= The Singing Dogs =

Musical recording project

Top row: Pussy, Pearl, Dolly
Bottom row: King, Caesar

The Singing Dogs was a Danish musical recording project in the 1950s by recording engineer and ornithologist Carl Weismann and record producer Don Charles based around manipulated recordings of dogs barking.

Carl Weismann, while recording the sounds of birds for other projects, ended up with many recordings that were spoiled by dogs barking. Weismann found a new use for these spoiled takes by splicing together the pitches of dog barks into the pattern of songs. He teamed up with Don Charles, a record producer working in Copenhagen, Denmark (not to be confused with English singer and record producer Don Charles). Weismann used recordings of five dogs barking (their names were Dolly, Pearl, Pussy, Caesar, and King), spliced them on reel-to-reel tape, and arranged the pitches to the tune of the Stephen Foster song "Oh! Susanna". Charles provided the musical accompaniment. This was released by RCA Victor in 1955 as the A-side on a 7" single, with the B-side a medley of "Pat-a-Cake", "Three Blind Mice", and "Jingle Bells". The novelty record became a hit, reaching No. 22 on the US Billboard Pop Singles chart. The disc eventually sold over a million copies.
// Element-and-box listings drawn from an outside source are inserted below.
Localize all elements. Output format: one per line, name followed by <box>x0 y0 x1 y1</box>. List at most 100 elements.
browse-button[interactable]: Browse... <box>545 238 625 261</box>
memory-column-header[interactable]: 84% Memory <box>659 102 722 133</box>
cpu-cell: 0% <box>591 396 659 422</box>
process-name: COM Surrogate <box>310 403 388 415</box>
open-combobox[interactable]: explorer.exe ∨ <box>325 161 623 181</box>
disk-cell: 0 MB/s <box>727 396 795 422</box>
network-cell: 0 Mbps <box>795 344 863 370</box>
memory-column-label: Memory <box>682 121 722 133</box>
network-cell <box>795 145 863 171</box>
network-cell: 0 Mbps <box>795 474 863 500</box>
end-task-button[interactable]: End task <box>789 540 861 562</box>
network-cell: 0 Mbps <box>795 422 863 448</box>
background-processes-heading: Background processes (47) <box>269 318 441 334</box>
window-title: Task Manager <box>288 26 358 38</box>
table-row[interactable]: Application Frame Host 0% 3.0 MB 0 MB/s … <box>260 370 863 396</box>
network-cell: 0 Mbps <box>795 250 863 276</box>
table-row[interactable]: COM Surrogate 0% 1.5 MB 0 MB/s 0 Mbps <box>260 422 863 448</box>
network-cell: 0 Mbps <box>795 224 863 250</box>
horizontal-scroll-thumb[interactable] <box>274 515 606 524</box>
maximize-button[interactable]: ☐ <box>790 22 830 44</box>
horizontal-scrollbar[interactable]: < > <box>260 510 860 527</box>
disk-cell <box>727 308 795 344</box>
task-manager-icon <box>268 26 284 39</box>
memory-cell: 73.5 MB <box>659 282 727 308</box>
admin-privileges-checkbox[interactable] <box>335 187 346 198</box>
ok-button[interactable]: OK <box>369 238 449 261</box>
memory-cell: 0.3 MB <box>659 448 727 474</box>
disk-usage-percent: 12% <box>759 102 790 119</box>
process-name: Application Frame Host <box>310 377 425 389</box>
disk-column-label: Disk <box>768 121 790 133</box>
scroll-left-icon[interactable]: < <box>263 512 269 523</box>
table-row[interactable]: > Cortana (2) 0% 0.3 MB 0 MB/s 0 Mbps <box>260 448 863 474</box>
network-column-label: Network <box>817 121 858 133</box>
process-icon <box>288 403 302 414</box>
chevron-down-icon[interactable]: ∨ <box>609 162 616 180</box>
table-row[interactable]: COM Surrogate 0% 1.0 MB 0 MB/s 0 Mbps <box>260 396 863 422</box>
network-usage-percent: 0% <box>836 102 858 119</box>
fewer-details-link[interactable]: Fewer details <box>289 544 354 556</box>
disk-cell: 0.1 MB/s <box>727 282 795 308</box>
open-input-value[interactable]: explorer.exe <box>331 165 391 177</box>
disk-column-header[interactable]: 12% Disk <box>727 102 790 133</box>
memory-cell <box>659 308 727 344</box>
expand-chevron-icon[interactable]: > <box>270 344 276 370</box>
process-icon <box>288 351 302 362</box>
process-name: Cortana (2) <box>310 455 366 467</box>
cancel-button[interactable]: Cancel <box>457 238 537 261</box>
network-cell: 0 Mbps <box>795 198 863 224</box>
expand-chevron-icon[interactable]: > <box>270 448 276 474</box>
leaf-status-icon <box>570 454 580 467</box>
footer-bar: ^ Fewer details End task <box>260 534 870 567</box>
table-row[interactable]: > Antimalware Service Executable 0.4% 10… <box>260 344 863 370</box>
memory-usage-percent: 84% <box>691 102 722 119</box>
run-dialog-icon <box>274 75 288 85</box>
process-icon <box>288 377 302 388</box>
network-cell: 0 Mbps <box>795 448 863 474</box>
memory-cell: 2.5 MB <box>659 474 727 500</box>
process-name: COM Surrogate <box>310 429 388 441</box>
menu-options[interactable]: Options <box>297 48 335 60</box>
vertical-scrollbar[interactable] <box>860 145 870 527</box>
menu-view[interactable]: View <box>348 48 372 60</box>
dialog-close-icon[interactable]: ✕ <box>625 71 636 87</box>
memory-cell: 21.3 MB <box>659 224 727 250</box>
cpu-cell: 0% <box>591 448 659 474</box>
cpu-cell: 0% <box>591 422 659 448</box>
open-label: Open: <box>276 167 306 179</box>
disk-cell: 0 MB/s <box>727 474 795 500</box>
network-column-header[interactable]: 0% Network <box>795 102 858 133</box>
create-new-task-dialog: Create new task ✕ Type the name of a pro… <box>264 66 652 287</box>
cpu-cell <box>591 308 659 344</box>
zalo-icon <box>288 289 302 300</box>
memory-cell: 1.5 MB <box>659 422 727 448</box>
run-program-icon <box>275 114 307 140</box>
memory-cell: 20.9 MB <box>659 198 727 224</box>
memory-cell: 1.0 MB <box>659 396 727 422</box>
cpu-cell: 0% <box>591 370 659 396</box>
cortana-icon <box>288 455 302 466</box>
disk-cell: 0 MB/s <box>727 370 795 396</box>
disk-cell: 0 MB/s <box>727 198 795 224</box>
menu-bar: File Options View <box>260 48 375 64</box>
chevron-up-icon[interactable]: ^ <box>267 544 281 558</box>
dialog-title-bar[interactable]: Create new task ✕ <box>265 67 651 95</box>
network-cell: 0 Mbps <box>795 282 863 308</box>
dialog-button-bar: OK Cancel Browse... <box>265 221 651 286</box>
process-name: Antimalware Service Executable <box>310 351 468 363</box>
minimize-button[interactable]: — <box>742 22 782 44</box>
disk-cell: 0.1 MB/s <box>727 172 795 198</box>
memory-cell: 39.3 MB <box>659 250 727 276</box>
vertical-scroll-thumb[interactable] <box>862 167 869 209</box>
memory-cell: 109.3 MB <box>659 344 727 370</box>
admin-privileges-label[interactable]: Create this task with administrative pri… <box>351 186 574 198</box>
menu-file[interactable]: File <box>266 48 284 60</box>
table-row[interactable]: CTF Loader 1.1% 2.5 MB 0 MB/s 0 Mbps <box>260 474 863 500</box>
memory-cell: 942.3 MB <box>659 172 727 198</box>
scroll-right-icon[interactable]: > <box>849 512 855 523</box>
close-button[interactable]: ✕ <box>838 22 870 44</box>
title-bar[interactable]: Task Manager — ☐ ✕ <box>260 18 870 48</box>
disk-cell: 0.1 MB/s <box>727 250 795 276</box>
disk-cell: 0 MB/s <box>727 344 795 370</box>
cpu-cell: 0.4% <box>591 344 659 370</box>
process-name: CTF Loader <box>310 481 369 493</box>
In 1956, the troupe of dogs (with a fifth member, Pussy) were again recorded, yielding the single "Hot Dog Rock 'n Roll" b/w "Hot Dog Boogie". This recording is listed as being "directed" by Carl Weismann.

In 1971, RCA reissued "Jingle Bells" as a single, becoming a Christmas hit and hitting number one on the Billboard Christmas Singles chart in 1972. Since then, the track has received frequent media exposure during the Christmas and holiday season.